Igalia, S.L. is a Spain-based open source consultancy specializing in innovative software development projects across multiple technology domains including browsers, multimedia, embedded Linux, and compilers. The company holds a strong market position with recognized expertise in WebKit, Chromium/Blink, Firefox, and GNU/Linux solutions, serving a global clientele. Their business model focuses on consultancy and software development services with a medium-sized organizational footprint. Technically, the website employs modern AMP HTML technology, ensuring fast performance and excellent mobile optimization. The site integrates analytics tools such as Piwik and Ahrefs, and demonstrates good SEO and accessibility practices. However, there is room for improvement in security headers and cookie consent mechanisms. From a security perspective, the site uses HTTPS and avoids exposing sensitive data or vulnerable libraries. The absence of WHOIS data is a concern for domain legitimacy but is mitigated by the professional and consistent website content and active community engagement. No forms collecting sensitive data were found, reducing privacy risks. Overall, the website presents a low-risk profile with strong business credibility and technical maturity. Strategic improvements in security policies, cookie consent, and domain registration transparency would enhance trust and compliance.
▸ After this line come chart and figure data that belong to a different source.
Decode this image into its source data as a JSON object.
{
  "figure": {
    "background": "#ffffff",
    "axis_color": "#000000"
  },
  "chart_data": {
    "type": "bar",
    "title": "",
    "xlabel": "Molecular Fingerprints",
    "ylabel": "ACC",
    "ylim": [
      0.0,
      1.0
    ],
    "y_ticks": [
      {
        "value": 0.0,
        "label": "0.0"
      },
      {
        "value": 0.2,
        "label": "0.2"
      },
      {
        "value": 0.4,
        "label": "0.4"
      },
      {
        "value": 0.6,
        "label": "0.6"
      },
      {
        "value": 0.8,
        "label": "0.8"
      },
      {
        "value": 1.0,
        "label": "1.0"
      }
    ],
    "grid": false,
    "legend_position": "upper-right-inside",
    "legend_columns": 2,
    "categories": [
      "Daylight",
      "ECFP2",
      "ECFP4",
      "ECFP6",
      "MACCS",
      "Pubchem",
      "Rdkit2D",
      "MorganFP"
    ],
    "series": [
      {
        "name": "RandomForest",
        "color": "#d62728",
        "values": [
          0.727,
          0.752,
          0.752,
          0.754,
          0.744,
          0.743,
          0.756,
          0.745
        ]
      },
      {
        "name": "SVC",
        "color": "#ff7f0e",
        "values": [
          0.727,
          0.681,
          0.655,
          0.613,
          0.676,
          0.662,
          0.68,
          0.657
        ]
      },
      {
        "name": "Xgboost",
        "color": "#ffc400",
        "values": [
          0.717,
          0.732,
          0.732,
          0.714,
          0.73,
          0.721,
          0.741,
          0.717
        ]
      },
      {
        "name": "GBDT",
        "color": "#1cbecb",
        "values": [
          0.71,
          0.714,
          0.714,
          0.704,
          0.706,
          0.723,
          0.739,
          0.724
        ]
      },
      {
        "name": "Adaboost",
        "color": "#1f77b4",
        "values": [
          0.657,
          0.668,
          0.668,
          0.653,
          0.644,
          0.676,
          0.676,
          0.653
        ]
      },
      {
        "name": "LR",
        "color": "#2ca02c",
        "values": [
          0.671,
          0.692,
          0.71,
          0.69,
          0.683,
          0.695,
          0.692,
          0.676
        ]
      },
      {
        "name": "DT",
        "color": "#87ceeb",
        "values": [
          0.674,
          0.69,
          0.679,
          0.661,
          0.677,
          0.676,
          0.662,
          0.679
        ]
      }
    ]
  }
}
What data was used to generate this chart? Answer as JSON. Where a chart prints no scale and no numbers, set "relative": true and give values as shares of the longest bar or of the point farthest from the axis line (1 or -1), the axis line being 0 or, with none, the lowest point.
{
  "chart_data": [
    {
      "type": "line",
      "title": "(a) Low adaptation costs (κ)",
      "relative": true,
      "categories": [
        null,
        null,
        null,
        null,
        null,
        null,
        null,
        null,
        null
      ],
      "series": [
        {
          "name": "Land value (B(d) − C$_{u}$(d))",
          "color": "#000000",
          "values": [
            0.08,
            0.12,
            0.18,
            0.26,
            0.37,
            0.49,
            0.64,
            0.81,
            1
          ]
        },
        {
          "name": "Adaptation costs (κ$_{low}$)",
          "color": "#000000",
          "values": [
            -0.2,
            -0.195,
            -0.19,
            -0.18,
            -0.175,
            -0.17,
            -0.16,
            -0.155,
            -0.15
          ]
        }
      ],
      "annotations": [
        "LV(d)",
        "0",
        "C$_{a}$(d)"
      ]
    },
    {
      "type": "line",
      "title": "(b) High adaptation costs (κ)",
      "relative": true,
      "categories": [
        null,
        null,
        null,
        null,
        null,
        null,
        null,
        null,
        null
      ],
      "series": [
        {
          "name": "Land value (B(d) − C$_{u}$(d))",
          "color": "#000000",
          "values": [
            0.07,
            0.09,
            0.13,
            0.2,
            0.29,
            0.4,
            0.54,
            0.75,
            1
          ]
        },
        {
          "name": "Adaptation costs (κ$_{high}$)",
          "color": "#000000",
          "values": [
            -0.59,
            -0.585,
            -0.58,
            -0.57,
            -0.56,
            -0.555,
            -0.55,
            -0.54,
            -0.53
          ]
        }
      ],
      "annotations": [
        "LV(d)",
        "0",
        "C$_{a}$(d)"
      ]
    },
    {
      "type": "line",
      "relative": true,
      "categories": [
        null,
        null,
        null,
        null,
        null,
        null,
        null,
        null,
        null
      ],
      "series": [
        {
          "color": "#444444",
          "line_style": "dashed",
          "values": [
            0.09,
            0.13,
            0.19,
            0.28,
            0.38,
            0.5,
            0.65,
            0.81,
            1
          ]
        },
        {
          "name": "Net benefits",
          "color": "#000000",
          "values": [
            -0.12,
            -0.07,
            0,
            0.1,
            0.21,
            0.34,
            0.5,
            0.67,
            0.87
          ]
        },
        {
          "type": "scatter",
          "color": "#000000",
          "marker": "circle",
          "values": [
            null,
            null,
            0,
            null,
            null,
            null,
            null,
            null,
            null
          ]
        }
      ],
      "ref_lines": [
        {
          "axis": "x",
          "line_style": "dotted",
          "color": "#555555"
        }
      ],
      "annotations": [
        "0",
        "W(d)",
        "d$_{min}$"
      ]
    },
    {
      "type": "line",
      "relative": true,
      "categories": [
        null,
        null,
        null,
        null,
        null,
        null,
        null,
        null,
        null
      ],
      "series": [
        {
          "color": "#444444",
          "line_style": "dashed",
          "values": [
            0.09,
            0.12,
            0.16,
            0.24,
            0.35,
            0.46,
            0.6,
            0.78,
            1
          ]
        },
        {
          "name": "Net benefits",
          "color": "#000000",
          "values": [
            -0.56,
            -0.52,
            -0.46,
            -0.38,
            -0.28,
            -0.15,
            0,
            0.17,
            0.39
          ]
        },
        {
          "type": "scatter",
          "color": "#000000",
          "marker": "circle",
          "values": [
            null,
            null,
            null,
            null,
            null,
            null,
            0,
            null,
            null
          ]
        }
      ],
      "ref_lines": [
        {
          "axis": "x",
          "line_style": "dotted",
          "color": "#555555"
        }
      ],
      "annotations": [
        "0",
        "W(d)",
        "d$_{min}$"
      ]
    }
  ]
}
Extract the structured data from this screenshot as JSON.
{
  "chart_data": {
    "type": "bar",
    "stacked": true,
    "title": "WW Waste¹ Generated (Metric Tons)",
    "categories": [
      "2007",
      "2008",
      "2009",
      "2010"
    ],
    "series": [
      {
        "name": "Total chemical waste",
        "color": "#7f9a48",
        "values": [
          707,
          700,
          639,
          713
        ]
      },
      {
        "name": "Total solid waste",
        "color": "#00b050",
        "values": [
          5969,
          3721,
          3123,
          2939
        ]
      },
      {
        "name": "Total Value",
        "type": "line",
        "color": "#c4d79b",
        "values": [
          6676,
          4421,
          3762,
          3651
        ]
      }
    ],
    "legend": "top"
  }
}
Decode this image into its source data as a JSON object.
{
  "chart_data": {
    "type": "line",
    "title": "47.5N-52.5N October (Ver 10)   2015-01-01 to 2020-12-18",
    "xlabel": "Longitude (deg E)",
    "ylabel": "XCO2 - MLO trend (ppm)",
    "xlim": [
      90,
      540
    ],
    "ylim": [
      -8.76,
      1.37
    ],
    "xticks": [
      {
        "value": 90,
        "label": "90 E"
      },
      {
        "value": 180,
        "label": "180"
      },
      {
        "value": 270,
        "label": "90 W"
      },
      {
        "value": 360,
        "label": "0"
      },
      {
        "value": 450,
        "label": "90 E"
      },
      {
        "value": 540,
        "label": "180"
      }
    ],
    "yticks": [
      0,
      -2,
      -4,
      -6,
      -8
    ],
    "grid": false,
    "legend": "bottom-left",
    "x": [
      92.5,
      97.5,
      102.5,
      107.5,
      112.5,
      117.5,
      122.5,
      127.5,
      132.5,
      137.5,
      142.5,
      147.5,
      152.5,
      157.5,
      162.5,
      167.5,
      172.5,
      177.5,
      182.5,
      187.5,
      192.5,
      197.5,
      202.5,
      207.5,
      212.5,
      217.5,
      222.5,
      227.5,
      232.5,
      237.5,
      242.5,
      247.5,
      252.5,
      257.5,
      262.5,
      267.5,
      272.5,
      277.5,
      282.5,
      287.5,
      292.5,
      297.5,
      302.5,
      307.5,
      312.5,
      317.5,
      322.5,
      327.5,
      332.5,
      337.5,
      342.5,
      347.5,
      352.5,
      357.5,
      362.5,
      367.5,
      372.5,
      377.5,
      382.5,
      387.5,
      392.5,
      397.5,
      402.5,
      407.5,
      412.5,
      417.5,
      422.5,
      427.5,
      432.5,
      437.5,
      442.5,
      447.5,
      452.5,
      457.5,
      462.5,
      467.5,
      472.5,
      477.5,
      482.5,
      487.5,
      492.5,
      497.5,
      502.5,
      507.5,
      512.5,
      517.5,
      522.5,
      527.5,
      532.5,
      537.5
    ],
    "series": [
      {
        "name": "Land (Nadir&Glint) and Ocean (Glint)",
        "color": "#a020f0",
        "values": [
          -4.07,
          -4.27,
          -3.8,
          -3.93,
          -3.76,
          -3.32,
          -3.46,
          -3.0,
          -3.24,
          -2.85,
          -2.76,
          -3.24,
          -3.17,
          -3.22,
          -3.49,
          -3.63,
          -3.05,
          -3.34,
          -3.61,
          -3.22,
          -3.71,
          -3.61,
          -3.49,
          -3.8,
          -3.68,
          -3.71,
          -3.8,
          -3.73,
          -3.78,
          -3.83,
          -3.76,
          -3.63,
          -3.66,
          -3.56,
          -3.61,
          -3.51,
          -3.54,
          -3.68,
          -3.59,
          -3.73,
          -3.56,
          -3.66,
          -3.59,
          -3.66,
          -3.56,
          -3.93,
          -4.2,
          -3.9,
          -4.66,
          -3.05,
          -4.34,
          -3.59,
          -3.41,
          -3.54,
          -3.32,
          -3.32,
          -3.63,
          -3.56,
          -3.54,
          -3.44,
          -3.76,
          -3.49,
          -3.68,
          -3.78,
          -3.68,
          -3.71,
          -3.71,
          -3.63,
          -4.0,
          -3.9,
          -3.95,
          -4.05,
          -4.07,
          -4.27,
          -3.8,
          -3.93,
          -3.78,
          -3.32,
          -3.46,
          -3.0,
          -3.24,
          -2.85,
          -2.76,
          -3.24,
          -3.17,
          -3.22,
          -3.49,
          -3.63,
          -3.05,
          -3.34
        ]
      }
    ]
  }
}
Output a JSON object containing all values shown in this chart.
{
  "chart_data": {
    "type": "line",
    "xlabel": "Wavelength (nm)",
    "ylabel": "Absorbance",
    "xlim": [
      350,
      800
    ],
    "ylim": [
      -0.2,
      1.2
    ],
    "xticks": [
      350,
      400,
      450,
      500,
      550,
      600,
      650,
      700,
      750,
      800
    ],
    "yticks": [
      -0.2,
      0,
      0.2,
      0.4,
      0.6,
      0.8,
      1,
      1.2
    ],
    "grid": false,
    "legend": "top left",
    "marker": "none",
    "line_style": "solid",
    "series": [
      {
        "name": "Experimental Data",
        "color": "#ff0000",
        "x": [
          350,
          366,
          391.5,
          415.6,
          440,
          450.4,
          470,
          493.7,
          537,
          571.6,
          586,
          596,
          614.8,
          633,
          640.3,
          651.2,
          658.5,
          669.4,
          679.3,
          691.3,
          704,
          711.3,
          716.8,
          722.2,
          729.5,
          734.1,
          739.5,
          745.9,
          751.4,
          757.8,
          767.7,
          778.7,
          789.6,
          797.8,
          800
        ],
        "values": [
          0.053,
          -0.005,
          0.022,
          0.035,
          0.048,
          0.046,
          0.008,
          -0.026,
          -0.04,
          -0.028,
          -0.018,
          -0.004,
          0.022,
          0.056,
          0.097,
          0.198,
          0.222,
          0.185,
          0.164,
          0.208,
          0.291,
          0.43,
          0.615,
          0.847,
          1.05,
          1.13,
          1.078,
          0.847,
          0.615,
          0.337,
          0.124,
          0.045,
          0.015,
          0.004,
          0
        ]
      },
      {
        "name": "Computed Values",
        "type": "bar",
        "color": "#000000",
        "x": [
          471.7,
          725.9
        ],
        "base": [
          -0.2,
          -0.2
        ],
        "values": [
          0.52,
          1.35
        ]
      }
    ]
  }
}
Brian Kardell's website serves as a personal professional platform highlighting his role as a Developer Advocate at Igalia and his contributions to web standards and extensibility. The site features his writings, talks, and art, targeting web developers and technology enthusiasts interested in web standards and innovation. The business model is centered on personal branding, thought leadership, and community engagement rather than commercial transactions. Technically, the website employs modern web technologies including custom web components and CSS, hosted with DNS services via Cloudflare and domain registration through Squarespace. The site is moderately performant, mobile-optimized, and accessible, though it lacks some advanced SEO and security headers. There are no forms or data collection mechanisms, minimizing privacy risks. From a security perspective, the site uses HTTPS (implied by Cloudflare usage), but lacks DNSSEC and security headers, which are recommended for enhanced protection. No privacy or cookie policies are present, which limits GDPR compliance. No contact information or incident response channels are provided, which could hinder security communication. The domain registration is consistent and stable, supporting the site's legitimacy. Overall, the website is a well-maintained personal professional site with good content quality and business credibility but has room for improvement in privacy compliance and security hardening. Strategic recommendations include adding privacy and cookie policies, enabling DNSSEC, implementing security headers, and providing contact information for security incidents.

S

Shen Yun Tickets

shenyuntickets.com

46

Shen Yun Tickets operates as a specialized ticketing platform dedicated to facilitating the purchase of tickets for Shen Yun Performing Arts shows worldwide. The platform emphasizes ease of use, security, and a streamlined user experience without requiring account registration. The website is professionally designed with clear navigation and multilingual support via Google Translate, targeting patrons globally interested in Shen Yun performances. Technically, the site uses modern web technologies including HTTPS, Google Fonts, and Google Tag Manager for analytics, hosted likely via GoDaddy infrastructure. Security posture is adequate with HTTPS and domain locks but lacks advanced security headers and DNSSEC. Privacy compliance is basic with presence of privacy and cookie policies but no active consent mechanisms. Business credibility is supported by consistent domain registration data and clear business focus. Overall, the site is functional, trustworthy, and safe for general audiences.